An electron is released from rest at the negative plate of a parallel plate capacitor. The charge per unit area on each plate is = 2.6 x 10-7 C/m2, and the plates are separated by a distance of 1.4 x 10-2 m. How fast is the electron moving just before it reaches the positive plate?
To calculate the speed of the electron just before it reaches the positive plate, we can use the principles of electrostatics and kinetic energy.
The electric field between the parallel plates can be calculated using the formula:
E = V / d
Where:
E is the electric field (in N/C)
V is the potential difference between the plates (in volts)
d is the distance between the plates (in meters)
In this case, the potential difference can be determined using the formula:
V = Ed
Where:
V is the potential difference (in volts)
E is the electric field (in N/C)
d is the distance between the plates (in meters)
The electric field between the plates can be calculated using the formula:
E = σ / ε0
Where:
E is the electric field (in N/C)
σ is the charge per unit area on each plate (in C/m^2)

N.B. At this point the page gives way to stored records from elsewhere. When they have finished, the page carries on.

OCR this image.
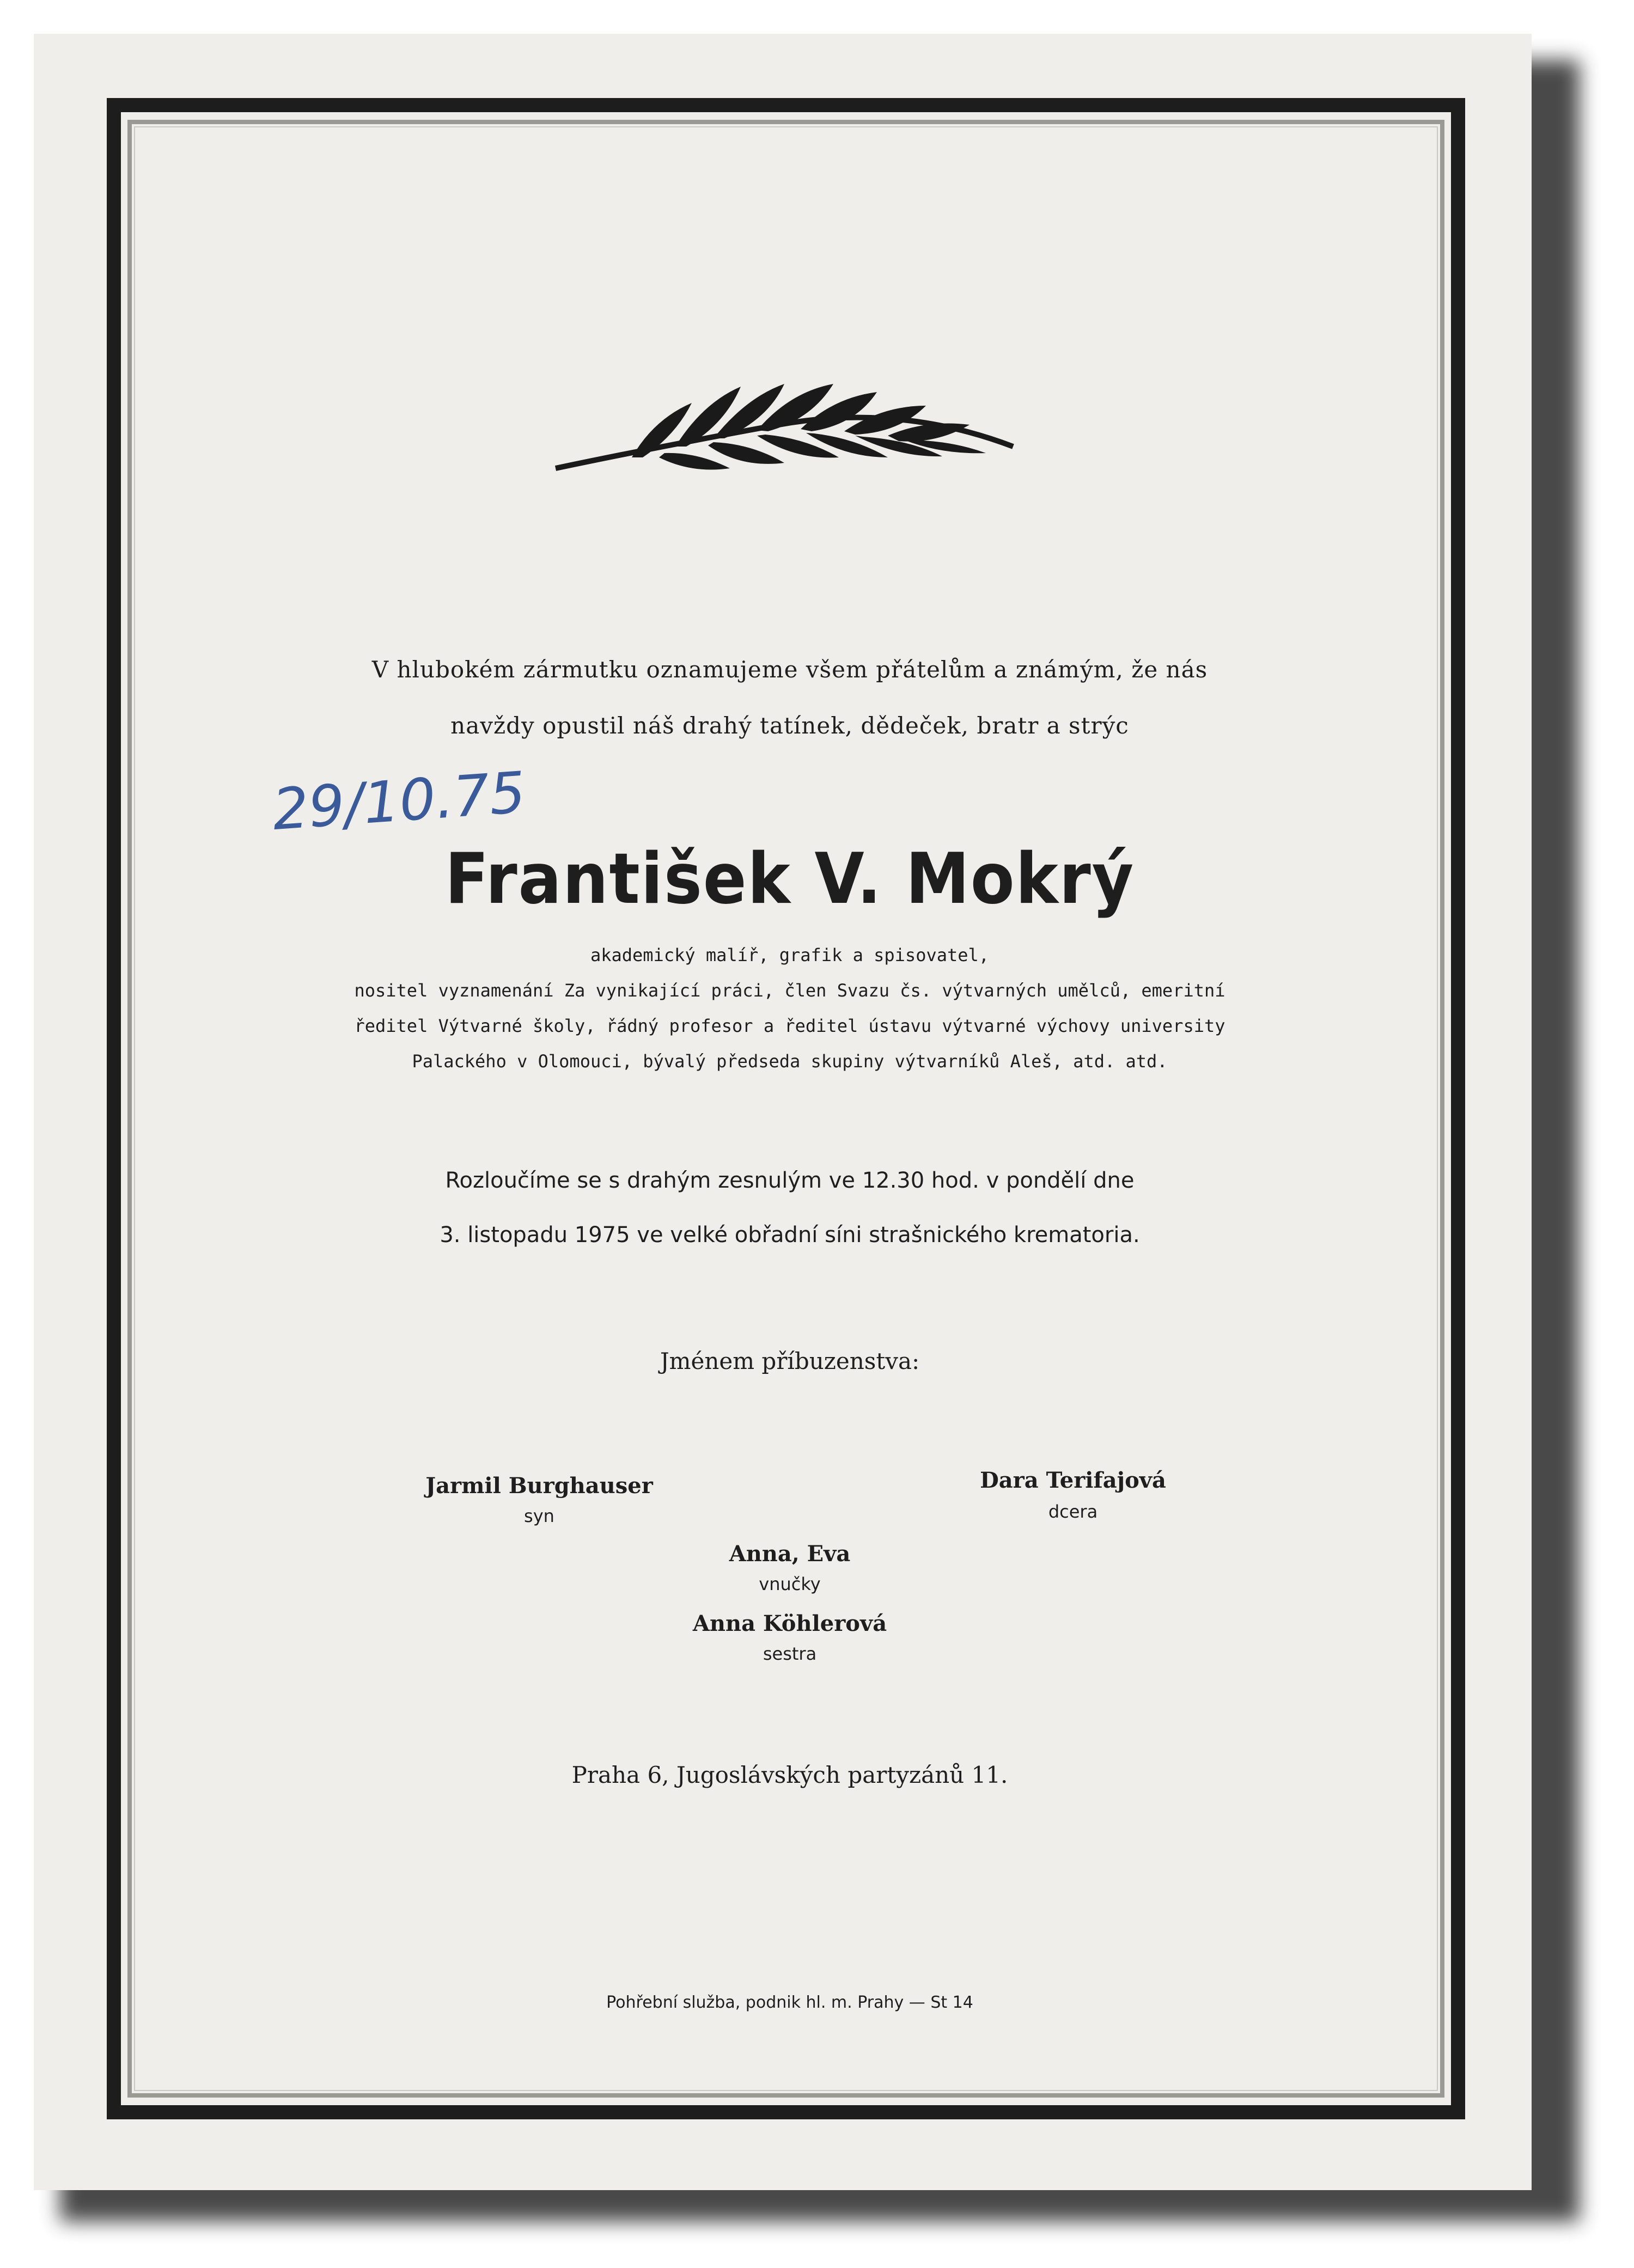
V hlubokém zármutku oznamujeme všem přátelům a známým, že nás
navždy opustil náš drahý tatínek, dědeček, bratr a strýc
29/10.75
František V. Mokrý
akademický malíř, grafik a spisovatel,
nositel vyznamenání Za vynikající práci, člen Svazu čs. výtvarných umělců, emeritní
ředitel Výtvarné školy, řádný profesor a ředitel ústavu výtvarné výchovy university
Palackého v Olomouci, bývalý předseda skupiny výtvarníků Aleš, atd. atd.
Rozloučíme se s drahým zesnulým ve 12.30 hod. v pondělí dne
3. listopadu 1975 ve velké obřadní síni strašnického krematoria.
Jménem příbuzenstva:
Jarmil Burghauser
syn
Dara Terifajová
dcera
Anna, Eva
vnučky
Anna Köhlerová
sestra
Praha 6, Jugoslávských partyzánů 11.
Pohřební služba, podnik hl. m. Prahy — St 14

ε0 is the permittivity of free space (approximated as 8.85 x 10^-12 C^2/Nm^2)
Substituting the values given:
E = (2.6 x 10^-7 C/m^2) / (8.85 x 10^-12 C^2/Nm^2)
E ≈ 2.93 x 10^4 N/C
Now, substituting the value of E into the formula for potential difference:
V = (2.93 x 10^4 N/C) * (1.4 x 10^-2 m)
V ≈ 4.10 x 10^2 V
Next, we need to find the kinetic energy of the electron just before reaching the positive plate. The kinetic energy can be calculated using the formula:
KE = (1/2) * m * v^2
Where:
KE is the kinetic energy (in joules)
m is the mass of the electron (in kilograms)
v is the velocity of the electron (in meters per second)
The mass of an electron is approximately 9.11 x 10^-31 kg.
Since the electron is released from rest, its initial velocity is 0 m/s. Therefore, the kinetic energy just before reaching the positive plate is equal to the potential energy:
KE = V
Finally, we can solve for the velocity of the electron using the calculated potential energy:
V = (1/2) * m * v^2
(4.10 x 10^2 V) = (1/2) * (9.11 x 10^-31 kg) * v^2
Solving for v^2:
v^2 = (2 * 4.10 x 10^2 V) / (9.11 x 10^-31 kg)
v ≈ 8.38 x 10^6 m/s
Therefore, the electron is moving approximately 8.38 x 10^6 meters per second just before it reaches the positive plate.